The clinical significance of this decrease in lymphocyte
count relative to placebo is not known. When clinically indicated, such as in
settings of unusual or prolonged infection, lymphocyte count should be
measured. The effect of saxagliptin on lymphocyte counts in patients with
lymphocyte abnormalities (e.g., human immunodeficiency virus) is unknown.
Vitamin B12 Concentrations
Metformin Hydrochloride
Metformin may lower serum vitamin B12 concentrations.
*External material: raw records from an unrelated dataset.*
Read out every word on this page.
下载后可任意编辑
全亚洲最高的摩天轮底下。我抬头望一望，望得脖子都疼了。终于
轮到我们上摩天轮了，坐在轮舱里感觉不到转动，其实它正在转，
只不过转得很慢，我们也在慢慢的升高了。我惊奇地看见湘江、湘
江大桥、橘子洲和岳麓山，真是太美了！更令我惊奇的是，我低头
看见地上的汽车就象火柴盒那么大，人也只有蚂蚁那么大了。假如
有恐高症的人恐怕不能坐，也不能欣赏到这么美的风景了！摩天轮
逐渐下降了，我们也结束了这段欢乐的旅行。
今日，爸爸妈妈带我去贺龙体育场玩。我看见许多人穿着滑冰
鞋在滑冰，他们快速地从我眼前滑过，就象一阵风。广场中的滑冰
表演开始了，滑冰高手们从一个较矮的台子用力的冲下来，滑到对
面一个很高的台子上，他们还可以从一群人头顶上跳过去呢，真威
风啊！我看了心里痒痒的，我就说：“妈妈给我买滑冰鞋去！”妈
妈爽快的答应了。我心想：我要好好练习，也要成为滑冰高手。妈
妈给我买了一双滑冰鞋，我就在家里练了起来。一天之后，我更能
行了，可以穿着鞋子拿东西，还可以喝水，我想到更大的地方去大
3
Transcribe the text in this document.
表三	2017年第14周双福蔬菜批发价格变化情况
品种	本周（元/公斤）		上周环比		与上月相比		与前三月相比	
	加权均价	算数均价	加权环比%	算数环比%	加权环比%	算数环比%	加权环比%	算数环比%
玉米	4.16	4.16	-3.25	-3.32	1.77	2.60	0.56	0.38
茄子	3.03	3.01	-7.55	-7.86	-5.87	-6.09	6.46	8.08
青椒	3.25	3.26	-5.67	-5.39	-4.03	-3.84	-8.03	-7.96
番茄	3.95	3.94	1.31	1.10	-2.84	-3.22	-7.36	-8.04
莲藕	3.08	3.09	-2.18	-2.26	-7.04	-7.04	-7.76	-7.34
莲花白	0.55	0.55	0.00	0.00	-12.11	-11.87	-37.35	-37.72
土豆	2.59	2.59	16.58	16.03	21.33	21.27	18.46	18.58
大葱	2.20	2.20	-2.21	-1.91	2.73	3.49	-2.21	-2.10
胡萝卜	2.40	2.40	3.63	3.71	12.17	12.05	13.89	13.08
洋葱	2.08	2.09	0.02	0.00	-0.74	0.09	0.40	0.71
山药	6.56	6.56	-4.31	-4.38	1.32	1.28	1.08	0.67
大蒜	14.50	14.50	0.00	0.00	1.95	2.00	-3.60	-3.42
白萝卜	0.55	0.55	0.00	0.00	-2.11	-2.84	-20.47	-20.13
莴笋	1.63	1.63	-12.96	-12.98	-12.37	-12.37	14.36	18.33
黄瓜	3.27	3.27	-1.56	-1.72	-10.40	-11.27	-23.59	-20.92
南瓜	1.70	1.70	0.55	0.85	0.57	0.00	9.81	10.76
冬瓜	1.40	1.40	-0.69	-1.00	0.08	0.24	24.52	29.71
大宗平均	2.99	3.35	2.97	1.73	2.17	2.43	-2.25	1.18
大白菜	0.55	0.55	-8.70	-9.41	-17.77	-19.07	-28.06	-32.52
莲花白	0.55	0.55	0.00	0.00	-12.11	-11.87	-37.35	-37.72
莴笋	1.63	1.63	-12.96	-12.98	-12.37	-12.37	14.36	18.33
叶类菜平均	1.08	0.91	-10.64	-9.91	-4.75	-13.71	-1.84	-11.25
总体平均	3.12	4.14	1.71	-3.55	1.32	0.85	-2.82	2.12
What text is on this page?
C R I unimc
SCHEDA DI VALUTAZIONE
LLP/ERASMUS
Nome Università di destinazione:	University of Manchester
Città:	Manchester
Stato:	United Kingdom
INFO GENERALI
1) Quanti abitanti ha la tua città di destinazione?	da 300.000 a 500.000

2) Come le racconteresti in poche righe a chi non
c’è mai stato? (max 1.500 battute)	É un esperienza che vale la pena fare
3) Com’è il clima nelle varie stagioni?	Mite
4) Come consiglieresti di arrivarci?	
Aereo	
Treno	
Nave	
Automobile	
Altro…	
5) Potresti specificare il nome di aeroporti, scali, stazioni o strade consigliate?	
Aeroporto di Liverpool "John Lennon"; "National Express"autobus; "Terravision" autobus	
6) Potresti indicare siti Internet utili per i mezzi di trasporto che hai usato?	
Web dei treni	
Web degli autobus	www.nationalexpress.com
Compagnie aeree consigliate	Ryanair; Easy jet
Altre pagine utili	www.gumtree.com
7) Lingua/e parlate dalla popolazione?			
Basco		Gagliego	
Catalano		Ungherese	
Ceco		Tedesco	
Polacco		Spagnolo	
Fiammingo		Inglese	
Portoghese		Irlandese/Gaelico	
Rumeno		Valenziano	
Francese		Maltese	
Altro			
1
Measurement of hematologic parameters on an annual basis is advised in patients
on KOMBIGLYZE XR and any apparent abnormalities should be appropriately
investigated and managed.
Postmarketing Experience
Additional adverse reactions have been identified during
postapproval use of saxagliptin. Because these reactions are reported
voluntarily from a population of uncertain size, it is generally not possible
to reliably estimate their frequency or establish a causal relationship to drug
exposure.
- Hypersensitivity reactions including anaphylaxis,
angioedema, and exfoliative skin conditions.
- Acute pancreatitis.
- Severe and disabling arthralgia.
DRUG INTERACTIONS
Strong Inhibitors Of CYP3A4/5 Enzymes
Saxagliptin
Ketoconazole significantly increased saxagliptin
exposure. Similar significant increases in plasma concentrations of saxagliptin
are anticipated with other strong CYP3A4/5 inhibitors (e.g., atazanavir,
clarithromycin, indinavir, itraconazole, nefazodone, nelfinavir, ritonavir,
saquinavir, and telithromycin). The dose of saxagliptin should be limited to
2.5 mg when coadministered with a strong CYP3A4/5 inhibitor.
Cationic Drugs
Metformin Hydrochloride
Cationic drugs (e.g., amiloride, digoxin, morphine,
procainamide, quinidine, quinine, ranitidine, triamterene, trimethoprim, or
vancomycin) that are eliminated by renal tubular secretion theoretically have
the potential for interaction with metformin by competing for common renal
tubular transport systems. Such interaction between metformin and oral
cimetidine has been observed in healthy volunteers. Although such interactions
remain theoretical (except for cimetidine), careful patient monitoring and dose
adjustment of KOMBIGLYZE XR and/or the interfering drug is recommended in
patients who are taking cationic medications that are excreted via the proximal
renal tubular secretory system.
Use With Other Drugs
Metformin Hydrochloride
Some medications can predispose to hyperglycemia and may
lead to loss of glycemic control. These medications include the thiazides and
other diuretics, corticosteroids, phenothiazines, thyroid products, estrogens,
oral contraceptives, phenytoin, nicotinic acid, sympathomimetics, calcium
channel blockers, and isoniazid. When such drugs are administered to a patient
receiving KOMBIGLYZE XR, the patient should be closely observed for loss of
glycemic control. When such drugs are withdrawn from a patient receiving
KOMBIGLYZE XR, the patient should be observed closely for hypoglycemia.